Nearly two years into my service, I suffered a physical injury during a fire drill while performing a training exercise while out to sea, where I ripped the tendons inside my right wrist. I cried in pain after more than a week taking pain medication to no avail, but a Navy doctor assigned to my ship would not fly me out to a hospital and offered little more than a scoff at my circumstances.
“This is the reason why I never agreed with having females in the military. Y’all cry too much!” 他说.
Those are words I will never forget.
十二年后, and after receiving surgery on my wrist and arm to repair severe nerve and tendon damage, I continue to face physical complications as a result of the negligence and sexism of that Navy doctor. 十二年后, the mental toll remains, 以及.
Yet my story — from the daily degradation to the medical sexism that’s left a lasting mark even today — is but a single example of the blatant sexism occurring too often in our armed forces today. I am just one of thousands of women who face or have faced this kind of adversity in our ranks. While it’s embarrassing that I need to say it, it should be understood that sexism doesn’t just tear at women looking to serve their country with honor and dignity, it harms the mission of our armed forces.
Women who serve face high rates of sexual harassment and assault and gender discrimination
, and often have fewer promotional opportunities than men as we battle harmful stereotypes that deem us as weaker or less capable than our male counterparts
. For women of color
, racism adds to the assault on our service and our being
And the struggle women in uniform face don’t end at the conclusion of active duty
. Women receive less support in the transition back to civilian life than men
, leading to higher rates of homelessness post-duty
. 根据一个 2017 报告
, service women who have experienced sexual violence are nine times more likely to develop Post-Traumatic Stress Disorder
(创伤后应激障碍) than civilians
, and their chances of being homeless are four times greater
It’s important to recognize the systemic affronts to basic human decency women may face
, as well as the need for systemic change to the largest employer in the world
It’s reassuring to know that Secretary of Defense Lloyd Austin is taking the first steps our women
, our armed services and our country need
. 他有 promised to examine the epidemic of sexual assault and discrimination in America’s military
. Now it’s time to hold him and the entire Department of Defense accountable to that promise
, for the sake of the lives and livelihoods of women who serve everywhere
. It’s also important to consider the firm steps toward justice that can be taken right away
第一, we must reform the current Navy’s Sexual Assault Prevention and Response Program
) and similar programs in other branches of the military
. During orientation sessions
, SAPR informs service members of their rights and responsibilities when it comes to sexual harassment and sexual assault
. As anyone can tell from the Pentagon’s latest report
, rates of sexual harassment and assault in the military continue to rise
, and the SAPR and this orientation aren’t nearly enough
. A reformed SAPR orientation must address gender-based discrimination
, emphasize the commitment to taking reports of discrimination and harassment seriously
, continue to encourage service members to come forward and report and focus more clearly on prevention
Service members — enlisted and officers — must know what they can do to dismantle the culture and system that enables assault and harassment, and potential bad actors must know the consequences that would follow if they harm their fellow sailor, 士兵, airman or marine.

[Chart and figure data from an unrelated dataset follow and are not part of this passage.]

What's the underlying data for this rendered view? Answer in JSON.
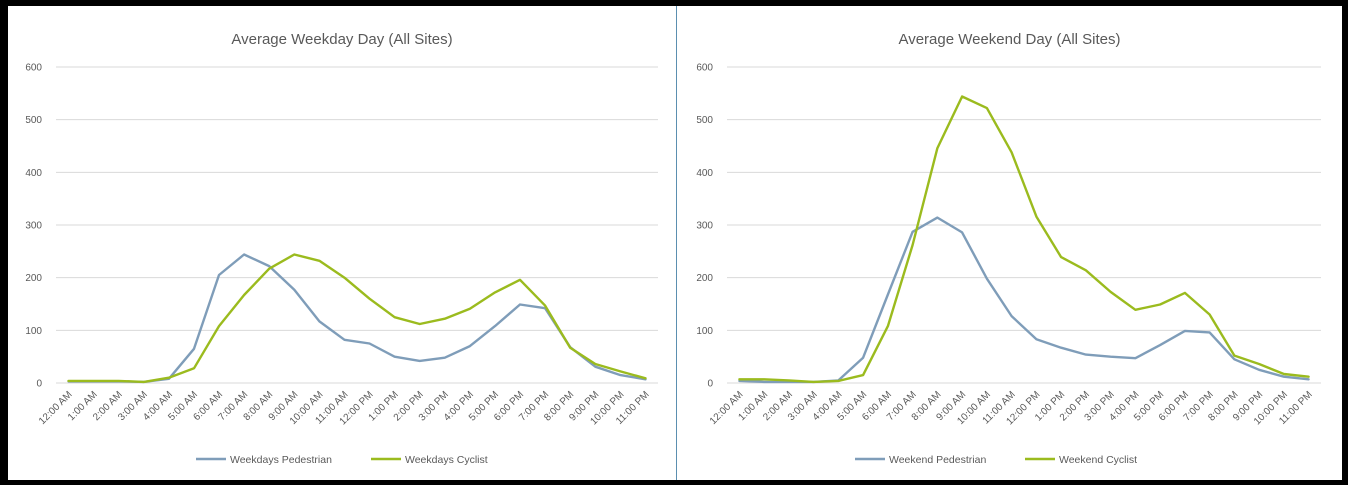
{
  "chart_data": [
    {
      "type": "line",
      "title": "Average Weekday Day (All Sites)",
      "xlabel": "",
      "ylabel": "",
      "ylim": [
        0,
        600
      ],
      "yticks": [
        "0",
        "100",
        "200",
        "300",
        "400",
        "500",
        "600"
      ],
      "grid": true,
      "legend_position": "bottom",
      "categories": [
        "12:00 AM",
        "1:00 AM",
        "2:00 AM",
        "3:00 AM",
        "4:00 AM",
        "5:00 AM",
        "6:00 AM",
        "7:00 AM",
        "8:00 AM",
        "9:00 AM",
        "10:00 AM",
        "11:00 AM",
        "12:00 PM",
        "1:00 PM",
        "2:00 PM",
        "3:00 PM",
        "4:00 PM",
        "5:00 PM",
        "6:00 PM",
        "7:00 PM",
        "8:00 PM",
        "9:00 PM",
        "10:00 PM",
        "11:00 PM"
      ],
      "series": [
        {
          "name": "Weekdays Pedestrian",
          "color": "#7f9db9",
          "values": [
            3,
            3,
            3,
            2,
            8,
            65,
            205,
            244,
            222,
            177,
            117,
            82,
            75,
            50,
            42,
            48,
            70,
            108,
            149,
            142,
            68,
            31,
            15,
            7
          ]
        },
        {
          "name": "Weekdays Cyclist",
          "color": "#9bbb1e",
          "values": [
            4,
            4,
            4,
            2,
            10,
            28,
            108,
            167,
            217,
            244,
            232,
            200,
            160,
            125,
            112,
            122,
            141,
            172,
            196,
            147,
            67,
            36,
            22,
            9
          ]
        }
      ]
    },
    {
      "type": "line",
      "title": "Average Weekend Day (All Sites)",
      "xlabel": "",
      "ylabel": "",
      "ylim": [
        0,
        600
      ],
      "yticks": [
        "0",
        "100",
        "200",
        "300",
        "400",
        "500",
        "600"
      ],
      "grid": true,
      "legend_position": "bottom",
      "categories": [
        "12:00 AM",
        "1:00 AM",
        "2:00 AM",
        "3:00 AM",
        "4:00 AM",
        "5:00 AM",
        "6:00 AM",
        "7:00 AM",
        "8:00 AM",
        "9:00 AM",
        "10:00 AM",
        "11:00 AM",
        "12:00 PM",
        "1:00 PM",
        "2:00 PM",
        "3:00 PM",
        "4:00 PM",
        "5:00 PM",
        "6:00 PM",
        "7:00 PM",
        "8:00 PM",
        "9:00 PM",
        "10:00 PM",
        "11:00 PM"
      ],
      "series": [
        {
          "name": "Weekend Pedestrian",
          "color": "#7f9db9",
          "values": [
            4,
            2,
            2,
            2,
            5,
            48,
            168,
            287,
            314,
            286,
            198,
            127,
            83,
            67,
            54,
            50,
            47,
            72,
            99,
            96,
            45,
            25,
            12,
            7
          ]
        },
        {
          "name": "Weekend Cyclist",
          "color": "#9bbb1e",
          "values": [
            7,
            7,
            5,
            2,
            4,
            15,
            108,
            262,
            446,
            544,
            522,
            438,
            316,
            239,
            214,
            173,
            139,
            149,
            171,
            130,
            52,
            36,
            17,
            12
          ]
        }
      ]
    }
  ]
}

第二, it’s time to shift the focus of the SAPR Victim Advocate Program to recruit and train a dedicated team of service member advocates — who themselves have personally experienced these issues — to provide a safe haven for service members to come forward and seek solutions together. The SAPR Victim Advocate Program as it stands is problematic: some of the people currently serving in these roles are perpetrators themselves and others re-victimize service members who decide to come forward.
, Secretary Austin should strongly support Congress passing the I am Vanessa Guillén Act of 2020
, named after a soldier stationed at Fort Hood who was brutally killed last summer at a base with a command climate that Ryan D
. 麦卡锡, the secretary of the Army
“permissive of sexual harassment and sexual assault.
” The bill details strict policy changes that would encourage victims to come forward by changing how sexual harassment and sexual assault cases are reported
, investigated and how offenders are punished
. If we have a true zero-tolerance towards gender discrimination and sexual harassment to include demotion and dishonorable separation
, this will create a precedent for others to think twice before engaging in these or worse behaviors
Women have served their country for generations in some way or another, and there’s no better time to honor that service with a true commitment to healing and recognition of their sacrifices. For the sake of dignity, respect and our country’s cause of freedom and justice everywhere, let’s give women service members and veterans the support they deserve.